Healthcare prices, costs steady as jobs grow

Healthcare spending and pricing continued to creep along at historic lows during the month of September, according to new data from the Altarum Institute.

Spending grew only 3.7 percent compared to September 2011. The growth was actually a full percentage point lower than the GDP growth as a whole during the same period, Altarum noted. Over the previous five months, the average growth rate has remained at the 3.7 percent rate.

Healthcare spending as a proportion of gross domestic product stood at 17.9 percent in September, below the record 18.3 percent in June 2011, but still higher than the 16.4 percent figure at the start of the Great Recession almost five years ago.

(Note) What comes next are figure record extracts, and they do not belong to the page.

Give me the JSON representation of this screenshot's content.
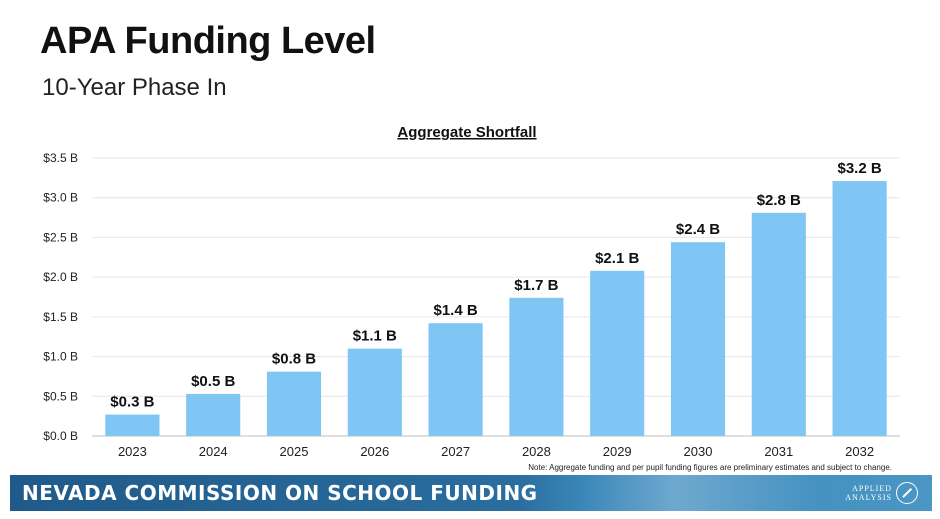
{
  "header": {
    "title": "APA Funding Level",
    "subtitle": "10-Year Phase In"
  },
  "note": "Note: Aggregate funding and per pupil funding figures are preliminary estimates and subject to change.",
  "footer": {
    "banner_text": "NEVADA COMMISSION ON SCHOOL FUNDING",
    "logo_line1": "APPLIED",
    "logo_line2": "ANALYSIS"
  },
  "colors": {
    "bar": "#7fc6f5",
    "grid": "#e6e6e6",
    "text": "#222222"
  },
  "chart_data": {
    "type": "bar",
    "title": "Aggregate Shortfall",
    "xlabel": "",
    "ylabel": "",
    "categories": [
      "2023",
      "2024",
      "2025",
      "2026",
      "2027",
      "2028",
      "2029",
      "2030",
      "2031",
      "2032"
    ],
    "values": [
      0.27,
      0.53,
      0.81,
      1.1,
      1.42,
      1.74,
      2.08,
      2.44,
      2.81,
      3.21
    ],
    "data_labels": [
      "$0.3 B",
      "$0.5 B",
      "$0.8 B",
      "$1.1 B",
      "$1.4 B",
      "$1.7 B",
      "$2.1 B",
      "$2.4 B",
      "$2.8 B",
      "$3.2 B"
    ],
    "ylim": [
      0,
      3.5
    ],
    "yticks": [
      0,
      0.5,
      1.0,
      1.5,
      2.0,
      2.5,
      3.0,
      3.5
    ],
    "ytick_labels": [
      "$0.0 B",
      "$0.5 B",
      "$1.0 B",
      "$1.5 B",
      "$2.0 B",
      "$2.5 B",
      "$3.0 B",
      "$3.5 B"
    ],
    "grid": true,
    "legend": "none"
  }
}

Meanwhile, healthcare pricing rose only 1.9 percent in September compared to the prior year--the slowest rate of increase since 1998.

Hospital prices rose at an annual rate of 2.4 percent during September, down from 3.6 percent in August. Physician and clinical services rose less than 1 percent.

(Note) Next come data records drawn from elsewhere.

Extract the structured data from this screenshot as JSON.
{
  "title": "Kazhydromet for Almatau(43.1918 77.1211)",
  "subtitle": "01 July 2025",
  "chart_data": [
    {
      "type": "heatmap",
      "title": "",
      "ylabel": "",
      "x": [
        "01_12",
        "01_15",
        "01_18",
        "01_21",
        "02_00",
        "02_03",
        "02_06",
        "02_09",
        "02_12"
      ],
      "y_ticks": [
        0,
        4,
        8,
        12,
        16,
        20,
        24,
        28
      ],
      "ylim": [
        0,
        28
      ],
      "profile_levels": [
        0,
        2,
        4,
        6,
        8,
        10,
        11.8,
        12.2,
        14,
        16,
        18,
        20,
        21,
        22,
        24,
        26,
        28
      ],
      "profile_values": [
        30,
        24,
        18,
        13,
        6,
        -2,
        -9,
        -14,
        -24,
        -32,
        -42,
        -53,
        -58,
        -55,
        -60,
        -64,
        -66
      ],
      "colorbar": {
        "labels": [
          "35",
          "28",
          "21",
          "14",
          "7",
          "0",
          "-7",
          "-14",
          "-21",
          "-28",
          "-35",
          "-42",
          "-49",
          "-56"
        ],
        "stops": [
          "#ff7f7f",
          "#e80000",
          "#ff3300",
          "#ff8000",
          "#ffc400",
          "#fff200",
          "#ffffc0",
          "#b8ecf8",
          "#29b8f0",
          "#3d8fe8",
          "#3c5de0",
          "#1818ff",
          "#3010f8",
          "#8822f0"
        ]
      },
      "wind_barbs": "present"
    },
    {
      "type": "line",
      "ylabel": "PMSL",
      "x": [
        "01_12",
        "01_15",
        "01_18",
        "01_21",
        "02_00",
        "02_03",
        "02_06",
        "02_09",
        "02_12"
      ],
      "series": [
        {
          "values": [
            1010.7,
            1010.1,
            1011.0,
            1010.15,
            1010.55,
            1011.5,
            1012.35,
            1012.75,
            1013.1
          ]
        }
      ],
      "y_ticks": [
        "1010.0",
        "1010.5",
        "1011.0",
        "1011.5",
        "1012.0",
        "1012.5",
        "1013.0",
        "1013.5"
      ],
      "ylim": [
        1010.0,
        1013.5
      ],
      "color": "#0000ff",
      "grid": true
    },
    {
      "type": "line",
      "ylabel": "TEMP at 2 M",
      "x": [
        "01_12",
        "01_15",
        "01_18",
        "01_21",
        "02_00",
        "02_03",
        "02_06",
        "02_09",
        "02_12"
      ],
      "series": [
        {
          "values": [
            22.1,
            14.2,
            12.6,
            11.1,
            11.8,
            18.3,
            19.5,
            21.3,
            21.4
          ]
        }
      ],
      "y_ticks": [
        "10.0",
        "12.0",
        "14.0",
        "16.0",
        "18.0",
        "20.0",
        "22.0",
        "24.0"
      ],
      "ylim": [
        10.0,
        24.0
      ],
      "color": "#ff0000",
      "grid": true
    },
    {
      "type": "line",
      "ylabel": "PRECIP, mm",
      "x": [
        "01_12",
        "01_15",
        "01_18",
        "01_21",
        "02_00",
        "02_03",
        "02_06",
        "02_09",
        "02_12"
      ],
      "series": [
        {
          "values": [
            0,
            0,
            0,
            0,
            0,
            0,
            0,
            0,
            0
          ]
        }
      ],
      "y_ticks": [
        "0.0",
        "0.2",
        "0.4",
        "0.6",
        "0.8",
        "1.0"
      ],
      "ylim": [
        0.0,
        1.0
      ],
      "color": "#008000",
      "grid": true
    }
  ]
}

According to Altarum, healthcare prices as a whole have risen 11.5 percent since the start of the Great Recession, while prices for the overall economy have jumped 8.4 percent.

And while prices and spending have stayed relatively flat, job growth has been on the rise. The industry saw a total of 31,000 new jobs created in October. Combined with September job figures, growth averaged 34,000 a month, up from the summertime average of 25,000.

"As President Barack Obama prepares for his second term and the extraordinarily difficult fiscal challenges that loom, some solace can be taken from the continued slow growth in health spending." Altarum Director Charles Roehrig said Thursday in a statement.

"But even this very low rate of growth, which is aided by low general inflation, may not be sustainable over the long term. Solving our fiscal crisis will require a historically low cost trend in healthcare even if we move to record high tax revenues and record low federal spending for defense and other non-health items," he said.